Hacking connected internet-of-things (IoT) devices such as network-attached storage (NAS), home automation systems, and routers may seem far afield from researching industrial control systems. But that isn’t necessarily the case, according to Claroty Team82 Director of Research Sharon Brizinov.
Brizinov competed in last week’s Pwn2Own Toronto hacking contest where he successfully found and exploited zero-day vulnerabilities in two vendors’ NAS products and a popular small office and home router. In this episode of the Aperture Podcast, Brizinov explains that under the covers, IoT and OT aren’t all that dissimilar.

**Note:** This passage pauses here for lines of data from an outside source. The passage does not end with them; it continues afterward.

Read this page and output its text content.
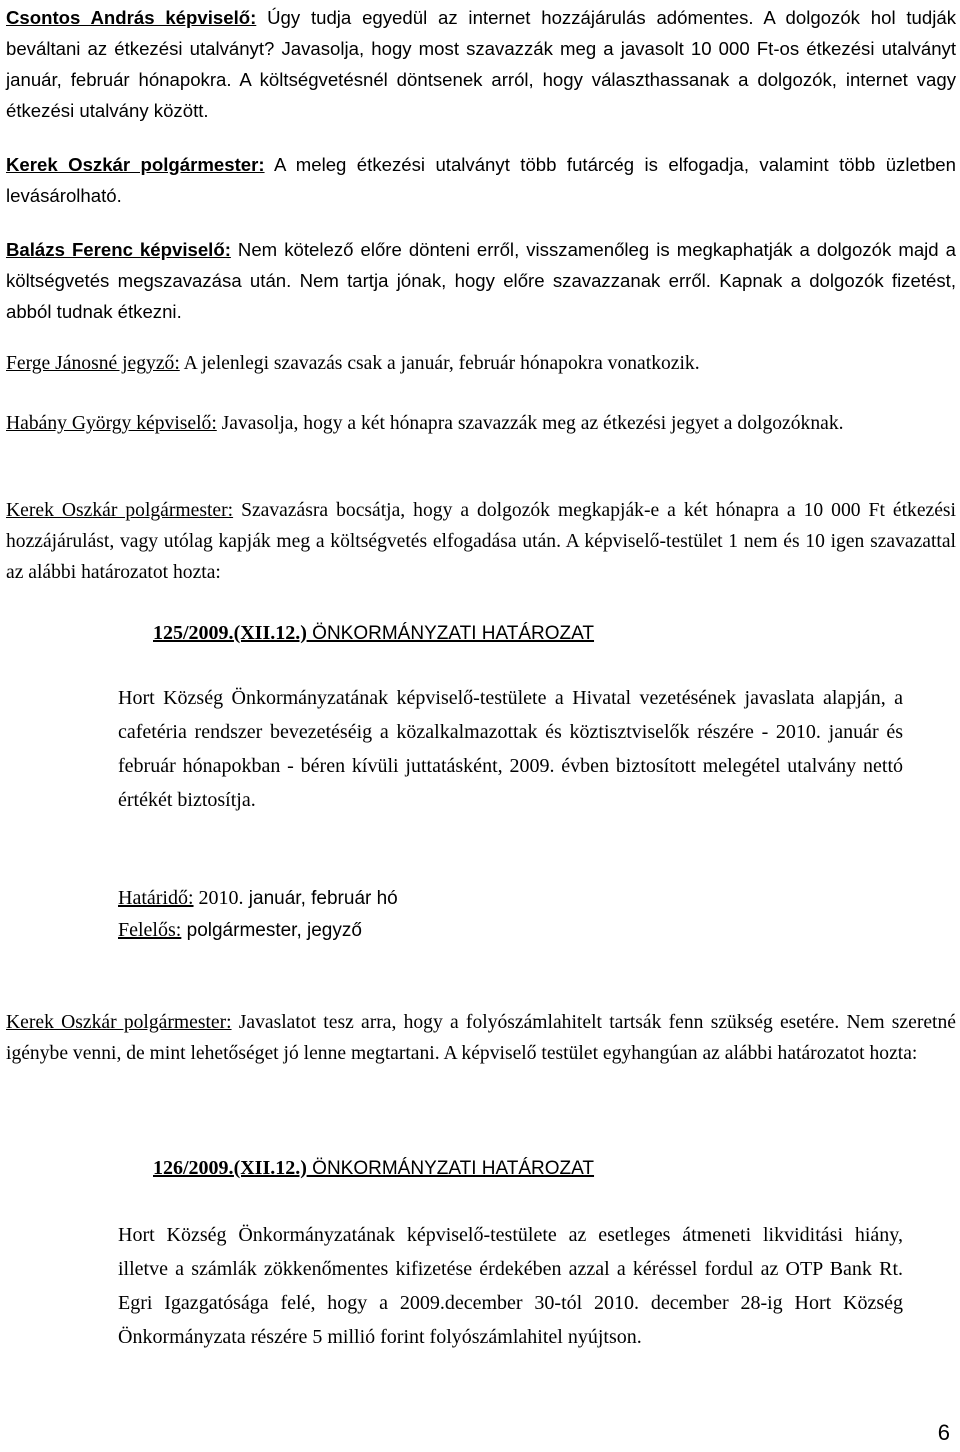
Csontos András képviselő: Úgy tudja egyedül az internet hozzájárulás adómentes. A dolgozók hol tudják beváltani az étkezési utalványt? Javasolja, hogy most szavazzák meg a javasolt 10 000 Ft-os étkezési utalványt január, február hónapokra. A költségvetésnél döntsenek arról, hogy választhassanak a dolgozók, internet vagy étkezési utalvány között.

Kerek Oszkár polgármester: A meleg étkezési utalványt több futárcég is elfogadja, valamint több üzletben levásárolható.

Balázs Ferenc képviselő: Nem kötelező előre dönteni erről, visszamenőleg is megkaphatják a dolgozók majd a költségvetés megszavazása után. Nem tartja jónak, hogy előre szavazzanak erről. Kapnak a dolgozók fizetést, abból tudnak étkezni.

Ferge Jánosné jegyző: A jelenlegi szavazás csak a január, február hónapokra vonatkozik.

Habány György képviselő: Javasolja, hogy a két hónapra szavazzák meg az étkezési jegyet a dolgozóknak.

Kerek Oszkár polgármester: Szavazásra bocsátja, hogy a dolgozók megkapják-e a két hónapra a 10 000 Ft étkezési hozzájárulást, vagy utólag kapják meg a költségvetés elfogadása után. A képviselő-testület 1 nem és 10 igen szavazattal az alábbi határozatot hozta:

125/2009.(XII.12.) ÖNKORMÁNYZATI HATÁROZAT

Hort Község Önkormányzatának képviselő-testülete a Hivatal vezetésének javaslata alapján, a cafetéria rendszer bevezetéséig a közalkalmazottak és köztisztviselők részére - 2010. január és február hónapokban - béren kívüli juttatásként, 2009. évben biztosított melegétel utalvány nettó értékét biztosítja.

Határidő: 2010. január, február hó
Felelős: polgármester, jegyző

Kerek Oszkár polgármester: Javaslatot tesz arra, hogy a folyószámlahitelt tartsák fenn szükség esetére. Nem szeretné igénybe venni, de mint lehetőséget jó lenne megtartani. A képviselő testület egyhangúan az alábbi határozatot hozta:

126/2009.(XII.12.) ÖNKORMÁNYZATI HATÁROZAT

Hort Község Önkormányzatának képviselő-testülete az esetleges átmeneti likviditási hiány, illetve a számlák zökkenőmentes kifizetése érdekében azzal a kéréssel fordul az OTP Bank Rt. Egri Igazgatósága felé, hogy a 2009.december 30-tól 2010. december 28-ig Hort Község Önkormányzata részére 5 millió forint folyószámlahitel nyújtson.

6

“They’re running on embedded hardware. It’s almost the same CPU, the same specs, and resources,” Brizinov said. “It’s just the software that’s running on these embedded devices is a bit different in terms of what tasks are being given priority and what applications are being written to those devices.”
IoT devices also expose a greater attack surface, largely as an outcome of enhanced user features, Brizinov said.
“If you take a modern router or NAS … vendors want to give their users remote connectivity. Not only do I have a router, but I can also control it remotely,” he said. “Vendors are adding more features that modern users are asking them for. More analytics, more web interfaces, more remote connectivity, more file storage services. Because of the greater amount of features are adding to modern IoT devices, the attack surface on these devices also grows and we can attack the device from different angles.”
Brizinov also discusses the importance and relevance of hacking contests to vendors, what happens behind the scenes once a bug is successfully exploited, and the preparation that goes into competing at Pwn2Own.